Nel corso del dibattito e delle dichiarazioni di voto finali sulle risoluzioni, per l'opposizione sono intervenuti i sen. Della Monica, Maritati, Perduca, Galperti, Chiurazzi, Poretti, Carofiglio (PD), Lannutti, Bugnano, Pardi, Belisario, Li Gotti (IdV) e Bianchi (UDC-SVP-Aut) che hanno manifestato la loro insoddisfazione per la Relazione del Ministro della giustizia, priva di una visione strategica e incapace di sviluppare un progetto organico rispettoso dei principi costituzionali cui l'ordinamento giudiziario dovrebbe conformarsi. In particolare sono stati evidenziati i forti ritardi nel processo di informatizzazione del sistema, la mancata riorganizzazione degli uffici giudiziari, l'assenza di misure per la deflazione dei riti, l'esiguità delle risorse stanziate, la mancata assunzione di personale e l'incapacità di qualificare quello esistente. Proprio nel giorno in cui il Senato ha approvato il ddl sul processo breve che decreta l'estinzione di migliaia di processi, la Relazione sancisce la condizione di collasso della giustizia, conferma l'indisponibilità ad affrontare i problemi più rilevanti, lascia inalterata la drammatica condizione in cui versano le carceri e il triste fenomeno dei suicidi tra i detenuti.

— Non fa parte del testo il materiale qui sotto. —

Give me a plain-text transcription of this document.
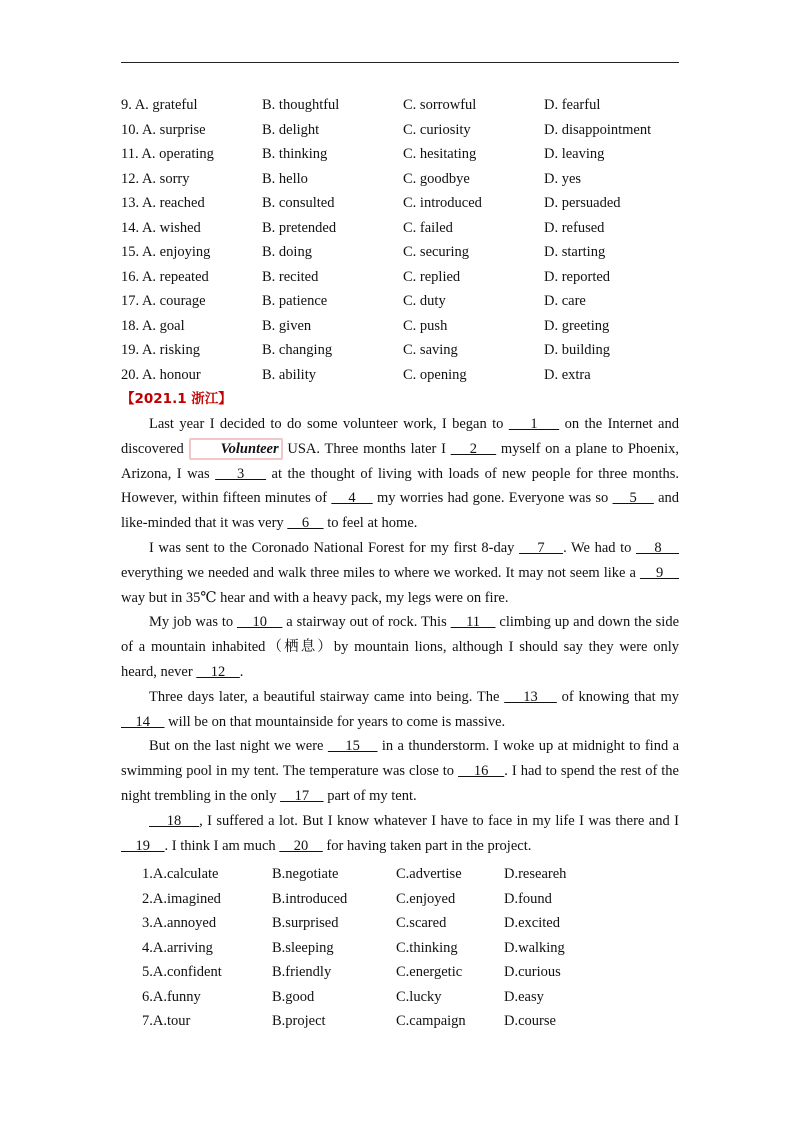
9. A. grateful	B. thoughtful	C. sorrowful	D. fearful
10. A. surprise	B. delight	C. curiosity	D. disappointment
11. A. operating	B. thinking	C. hesitating	D. leaving
12. A. sorry	B. hello	C. goodbye	D. yes
13. A. reached	B. consulted	C. introduced	D. persuaded
14. A. wished	B. pretended	C. failed	D. refused
15. A. enjoying	B. doing	C. securing	D. starting
16. A. repeated	B. recited	C. replied	D. reported
17. A. courage	B. patience	C. duty	D. care
18. A. goal	B. given	C. push	D. greeting
19. A. risking	B. changing	C. saving	D. building
20. A. honour	B. ability	C. opening	D. extra
【2021.1 浙江】

Last year I decided to do some volunteer work, I began to     1     on the Internet and discovered Volunteer USA. Three months later I     2     myself on a plane to Phoenix, Arizona, I was     3     at the thought of living with loads of new people for three months. However, within fifteen minutes of     4     my worries had gone. Everyone was so     5     and like-minded that it was very     6     to feel at home.

I was sent to the Coronado National Forest for my first 8-day     7    . We had to     8     everything we needed and walk three miles to where we worked. It may not seem like a     9     way but in 35℃ hear and with a heavy pack, my legs were on fire.

My job was to     10     a stairway out of rock. This     11     climbing up and down the side of a mountain inhabited（栖息）by mountain lions, although I should say they were only heard, never     12    .

Three days later, a beautiful stairway came into being. The     13     of knowing that my     14     will be on that mountainside for years to come is massive.

But on the last night we were     15     in a thunderstorm. I woke up at midnight to find a swimming pool in my tent. The temperature was close to     16    . I had to spend the rest of the night trembling in the only     17     part of my tent.

18    , I suffered a lot. But I know whatever I have to face in my life I was there and I     19    . I think I am much     20     for having taken part in the project.

1.A.calculate	B.negotiate	C.advertise	D.researeh
2.A.imagined	B.introduced	C.enjoyed	D.found
3.A.annoyed	B.surprised	C.scared	D.excited
4.A.arriving	B.sleeping	C.thinking	D.walking
5.A.confident	B.friendly	C.energetic	D.curious
6.A.funny	B.good	C.lucky	D.easy
7.A.tour	B.project	C.campaign	D.course
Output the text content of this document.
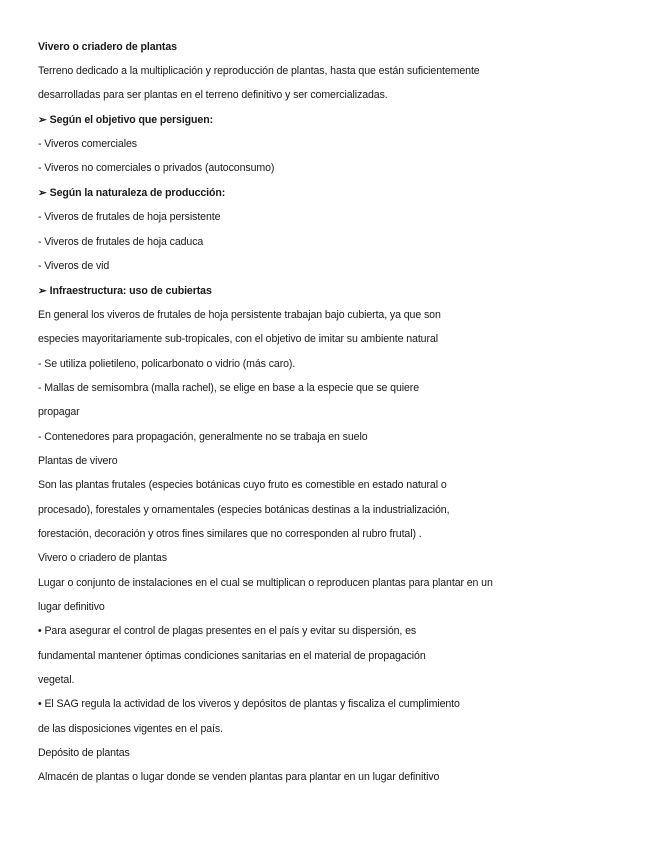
Vivero o criadero de plantas

Terreno dedicado a la multiplicación y reproducción de plantas, hasta que están suficientemente

desarrolladas para ser plantas en el terreno definitivo y ser comercializadas.

➢ Según el objetivo que persiguen:

- Viveros comerciales

- Viveros no comerciales o privados (autoconsumo)

➢ Según la naturaleza de producción:

- Viveros de frutales de hoja persistente

- Viveros de frutales de hoja caduca

- Viveros de vid

➢ Infraestructura: uso de cubiertas

En general los viveros de frutales de hoja persistente trabajan bajo cubierta, ya que son

especies mayoritariamente sub-tropicales, con el objetivo de imitar su ambiente natural

- Se utiliza polietileno, policarbonato o vidrio (más caro).

- Mallas de semisombra (malla rachel), se elige en base a la especie que se quiere

propagar

- Contenedores para propagación, generalmente no se trabaja en suelo

Plantas de vivero

Son las plantas frutales (especies botánicas cuyo fruto es comestible en estado natural o

procesado), forestales y ornamentales (especies botánicas destinas a la industrialización,

forestación, decoración y otros fines similares que no corresponden al rubro frutal) .

Vivero o criadero de plantas

Lugar o conjunto de instalaciones en el cual se multiplican o reproducen plantas para plantar en un

lugar definitivo

• Para asegurar el control de plagas presentes en el país y evitar su dispersión, es

fundamental mantener óptimas condiciones sanitarias en el material de propagación

vegetal.

• El SAG regula la actividad de los viveros y depósitos de plantas y fiscaliza el cumplimiento

de las disposiciones vigentes en el país.

Depósito de plantas

Almacén de plantas o lugar donde se venden plantas para plantar en un lugar definitivo
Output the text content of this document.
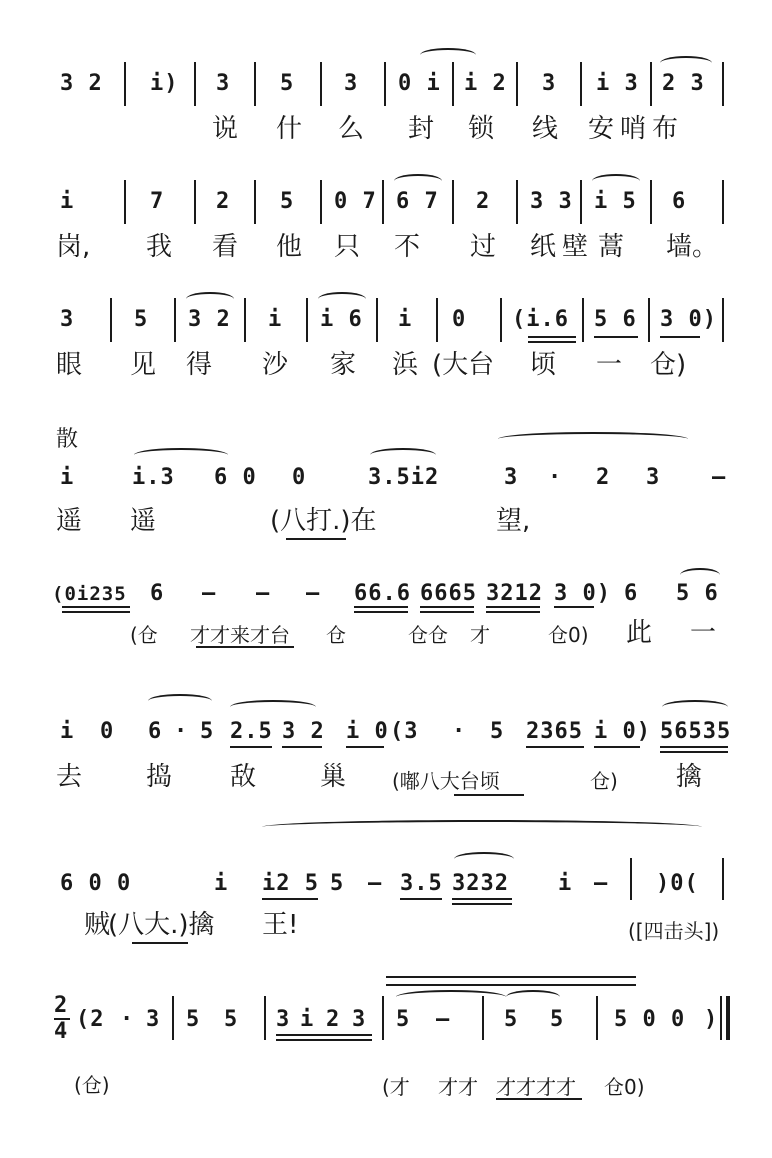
3 2 i) 3 5 3 0 i i 2 3 i 3 2 3
说 什 么 封 锁 线 安 哨 布
i	7 2 5 0 7 6 7 2 3 3 i 5 6
岗, 我 看 他 只 不 过 纸 壁 蒿 墙。
3	5 3 2 i i 6 i 0 (i.6 5 6 3 0)
眼 见 得 沙 家 浜 (大台 顷 一 仓)
散
i	i.3 6 0 0	3.5i2	3 · 2 3 –
遥 遥	(八打.)在	望,
(0i235 6 – – – 66.6 6665 3212 3 0) 6 5 6
(仓 才才来才台 仓	仓仓 才	仓0) 此 一
i 0 6 · 5 2.5 3 2 i 0 (3 · 5 2365 i 0) 56535
去 捣 敌 巢 (嘟八大台顷	仓) 擒
6 0 0	i i2 5 5 – 3.5 3232 i – )0(
贼
(八大.)擒 王!	([四击头])
2
4 (2 · 3 5 5 3 i 2 3 5 – 5 5 5 0 0 )
(仓)	(才 才才 才才才才 仓0)
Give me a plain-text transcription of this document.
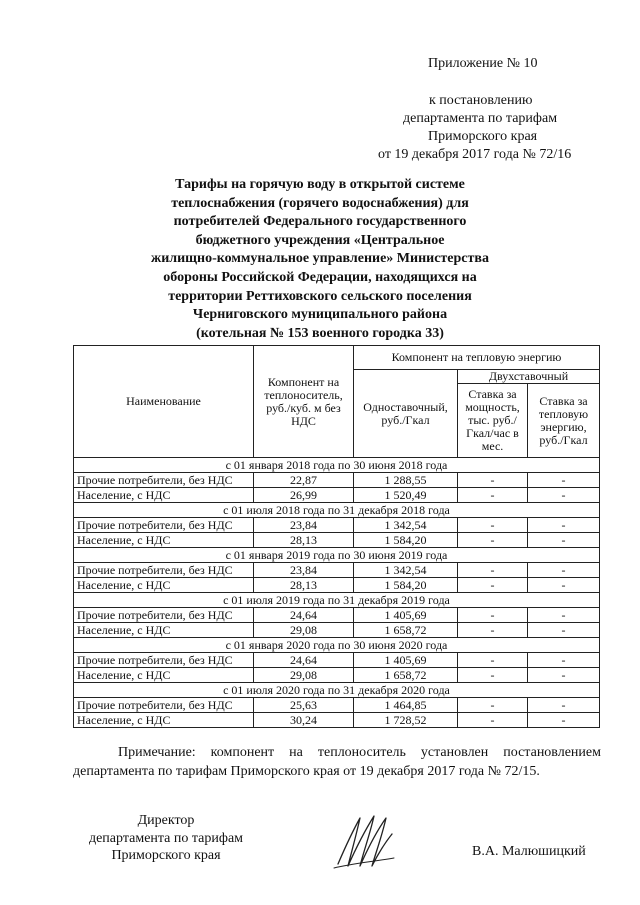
Приложение № 10
к постановлению
департамента по тарифам
Приморского края
от 19 декабря 2017 года № 72/16
Тарифы на горячую воду в открытой системе
теплоснабжения (горячего водоснабжения) для
потребителей Федерального государственного
бюджетного учреждения «Центральное
жилищно-коммунальное управление» Министерства
обороны Российской Федерации, находящихся на
территории Реттиховского сельского поселения
Черниговского муниципального района
(котельная № 153 военного городка 33)
Наименование	Компонент на теплоноситель, руб./куб. м без НДС	Компонент на тепловую энергию		
		Одноставочный, руб./Гкал	Двухставочный	
			Ставка за мощность, тыс. руб./Гкал/час в мес.	Ставка за тепловую энергию, руб./Гкал
с 01 января 2018 года по 30 июня 2018 года				
Прочие потребители, без НДС	22,87	1 288,55	-	-
Население, с НДС	26,99	1 520,49	-	-
с 01 июля 2018 года по 31 декабря 2018 года				
Прочие потребители, без НДС	23,84	1 342,54	-	-
Население, с НДС	28,13	1 584,20	-	-
с 01 января 2019 года по 30 июня 2019 года				
Прочие потребители, без НДС	23,84	1 342,54	-	-
Население, с НДС	28,13	1 584,20	-	-
с 01 июля 2019 года по 31 декабря 2019 года				
Прочие потребители, без НДС	24,64	1 405,69	-	-
Население, с НДС	29,08	1 658,72	-	-
с 01 января 2020 года по 30 июня 2020 года				
Прочие потребители, без НДС	24,64	1 405,69	-	-
Население, с НДС	29,08	1 658,72	-	-
с 01 июля 2020 года по 31 декабря 2020 года				
Прочие потребители, без НДС	25,63	1 464,85	-	-
Население, с НДС	30,24	1 728,52	-	-
Примечание: компонент на теплоноситель установлен постановлением департамента по тарифам Приморского края от 19 декабря 2017 года № 72/15.
Директор
департамента по тарифам
Приморского края	В.А. Малюшицкий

A sostegno della Relazione sono intervenuti i sen. Mugnai, Vizzini, Quagliariello (PdL), Divina, Mazzatorta (LNP) e Pistorio (MPA-AS), che hanno manifestato grande apprezzamento per l'attività svolta dal Ministro Alfano ed evidenziato gli straordinari risultati conseguiti dal Governo nel comparto della giustizia e sul fronte della lotta alla mafia e della sicurezza. Sottolineate in particolare l'iniziativa annunciata per la stipula di accordi internazionali volti a consentire la detenzione nei rispettivi Paesi d'origine di cittadini stranieri condannati in Italia e la posizione intransigente ed ulteriormente restrittiva in tema di regime di carcere duro.